We do not think, therefore, that the motion here .can be sustained on the ground that the Circuit Judge erred in receiving testimony tending to show that the payment made on the 1st of February, *4401869, was intended to be in full discharge of the balance due on the note. There was no exception to that portion of the charge in which the jury were instructed “that while an attorney could not compromise a claim without his client’s authority, they might consider the question whether by so long a delay before bringing the action McElwee had not ratified his attorney’s acts, if, in fact, he had given no authority in the first instance,” and therefore we are not called upon to consider it. If, as was contended here, this portion of the charge was nullified by the principle of law charged at the plaintiff’s request, he certainly has no ground of complaint.

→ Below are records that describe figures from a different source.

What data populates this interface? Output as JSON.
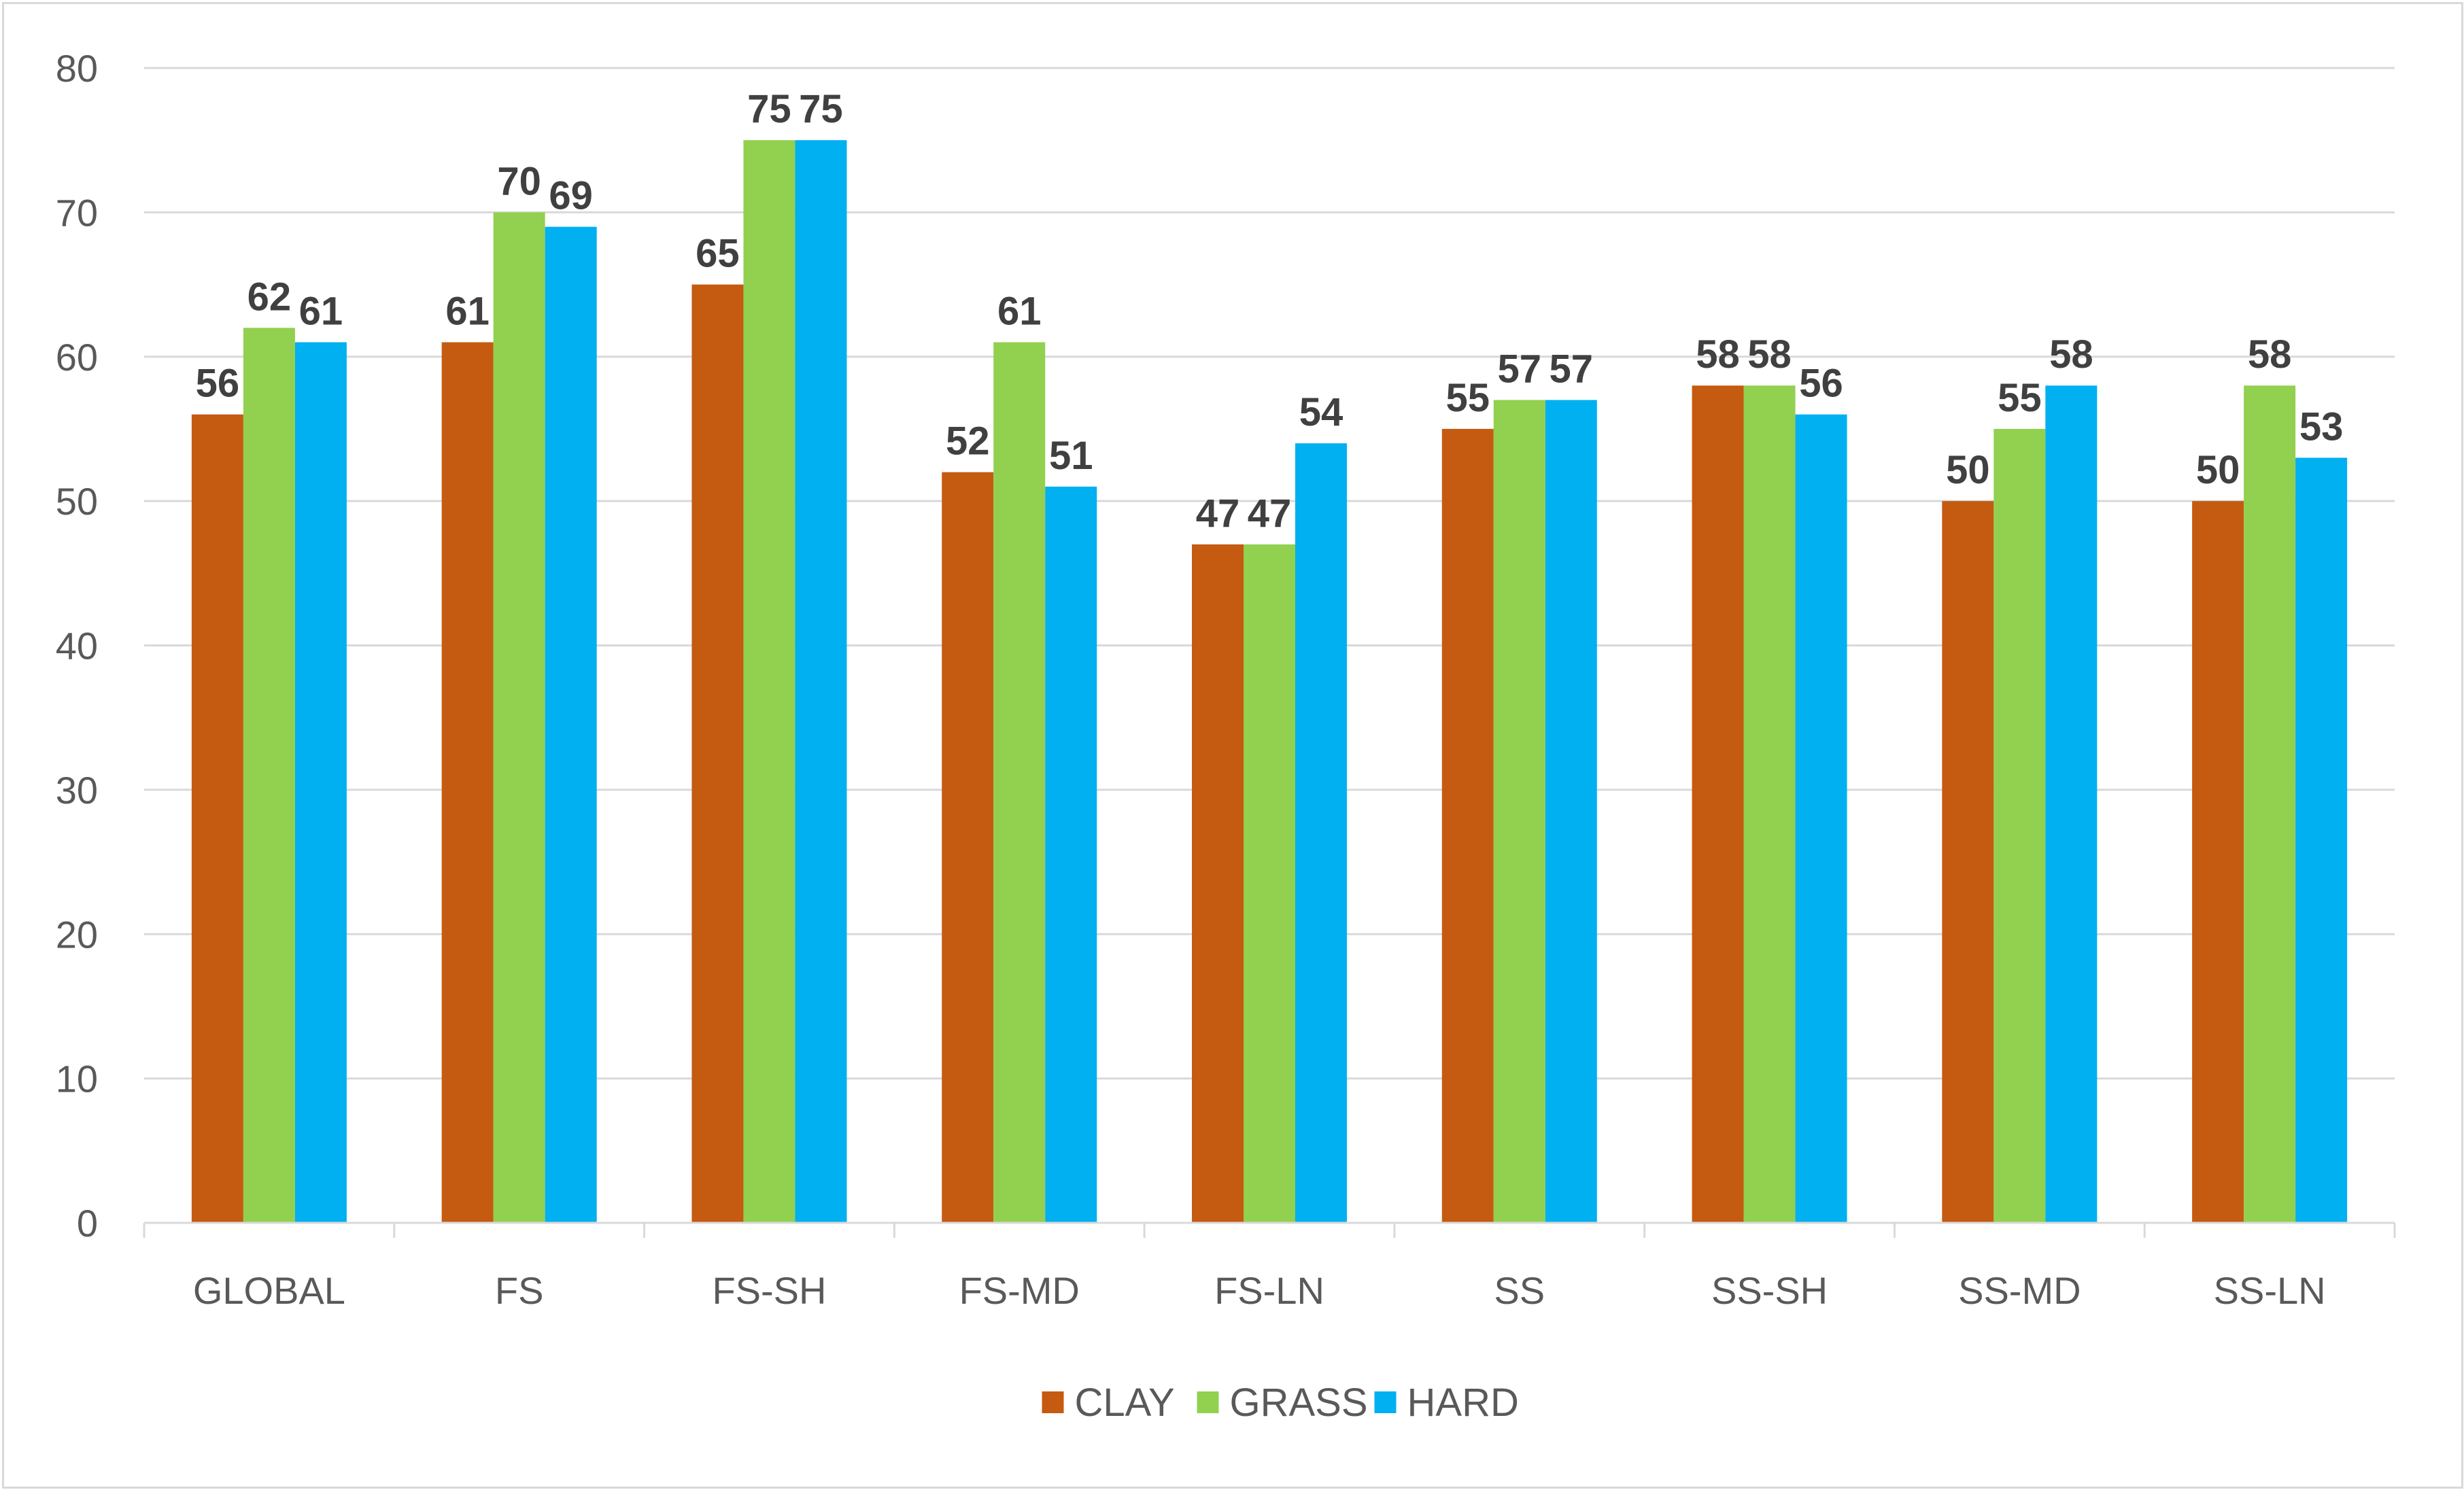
{
  "chart_data": {
    "type": "bar",
    "title": "",
    "xlabel": "",
    "ylabel": "",
    "ylim": [
      0,
      80
    ],
    "yticks": [
      0,
      10,
      20,
      30,
      40,
      50,
      60,
      70,
      80
    ],
    "grid": true,
    "legend_position": "bottom",
    "categories": [
      "GLOBAL",
      "FS",
      "FS-SH",
      "FS-MD",
      "FS-LN",
      "SS",
      "SS-SH",
      "SS-MD",
      "SS-LN"
    ],
    "series": [
      {
        "name": "CLAY",
        "color": "#c55a11",
        "values": [
          56,
          61,
          65,
          52,
          47,
          55,
          58,
          50,
          50
        ]
      },
      {
        "name": "GRASS",
        "color": "#92d050",
        "values": [
          62,
          70,
          75,
          61,
          47,
          57,
          58,
          55,
          58
        ]
      },
      {
        "name": "HARD",
        "color": "#00b0f0",
        "values": [
          61,
          69,
          75,
          51,
          54,
          57,
          56,
          58,
          53
        ]
      }
    ]
  }
}
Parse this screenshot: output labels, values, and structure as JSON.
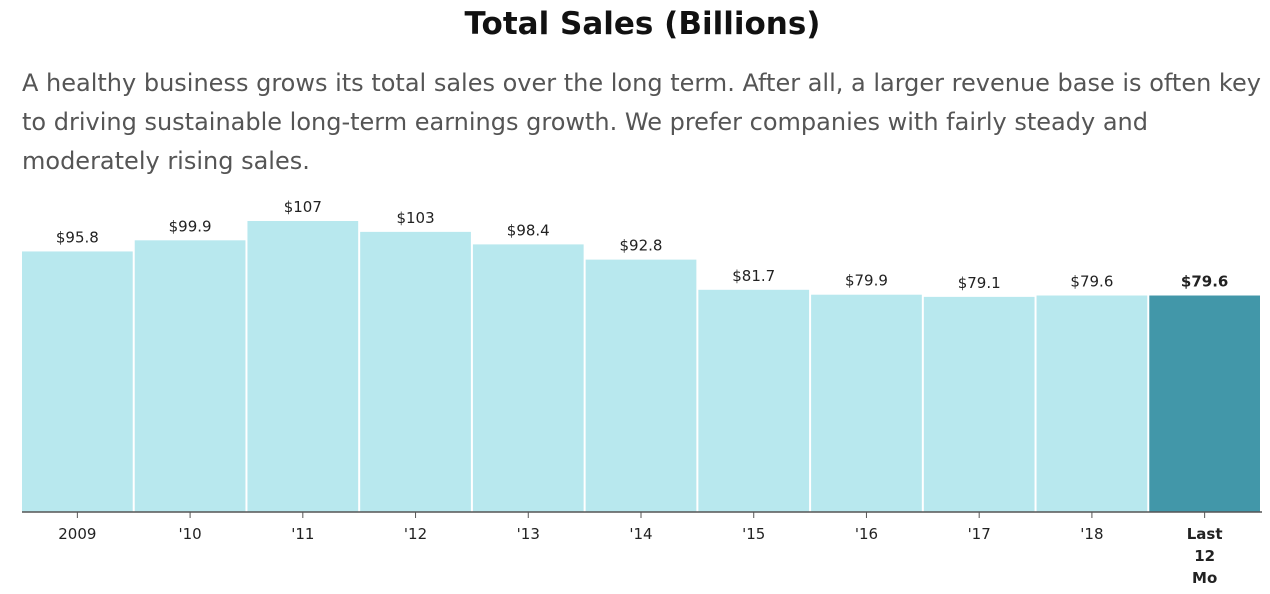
{
  "chart_data": {
    "type": "bar",
    "title": "Total Sales (Billions)",
    "subtitle": "A healthy business grows its total sales over the long term. After all, a larger revenue base is often key to driving sustainable long-term earnings growth. We prefer companies with fairly steady and moderately rising sales.",
    "categories": [
      "2009",
      "'10",
      "'11",
      "'12",
      "'13",
      "'14",
      "'15",
      "'16",
      "'17",
      "'18",
      "Last 12 Mo"
    ],
    "values": [
      95.8,
      99.9,
      107,
      103,
      98.4,
      92.8,
      81.7,
      79.9,
      79.1,
      79.6,
      79.6
    ],
    "value_labels": [
      "$95.8",
      "$99.9",
      "$107",
      "$103",
      "$98.4",
      "$92.8",
      "$81.7",
      "$79.9",
      "$79.1",
      "$79.6",
      "$79.6"
    ],
    "highlight_index": 10,
    "ylim": [
      0,
      107
    ],
    "grid": false,
    "colors": {
      "bar": "#b8e8ee",
      "highlight": "#4297a9",
      "axis": "#555555"
    }
  }
}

While payment in part of an ascertained debt cannot be regarded as satisfaction of the whole, even where the parties so agree, unless there is some additional consideration for such agreement, or unless the balance is released under seal, yet, where a pending suit is compromised by payment of a part of the amount appearing to be due, such an agreement may rest upon the withdrawal of the defense as a sufficient consideration. As to the other grounds relied upon by the appellant, they are disposed of by the case of Brickman vs. South Carolina Railroad Company, 8. S. C., 173.
The judgment of the Circuit Court is affirmed.
Willard, C. J., and Haskell, A. J., concurred.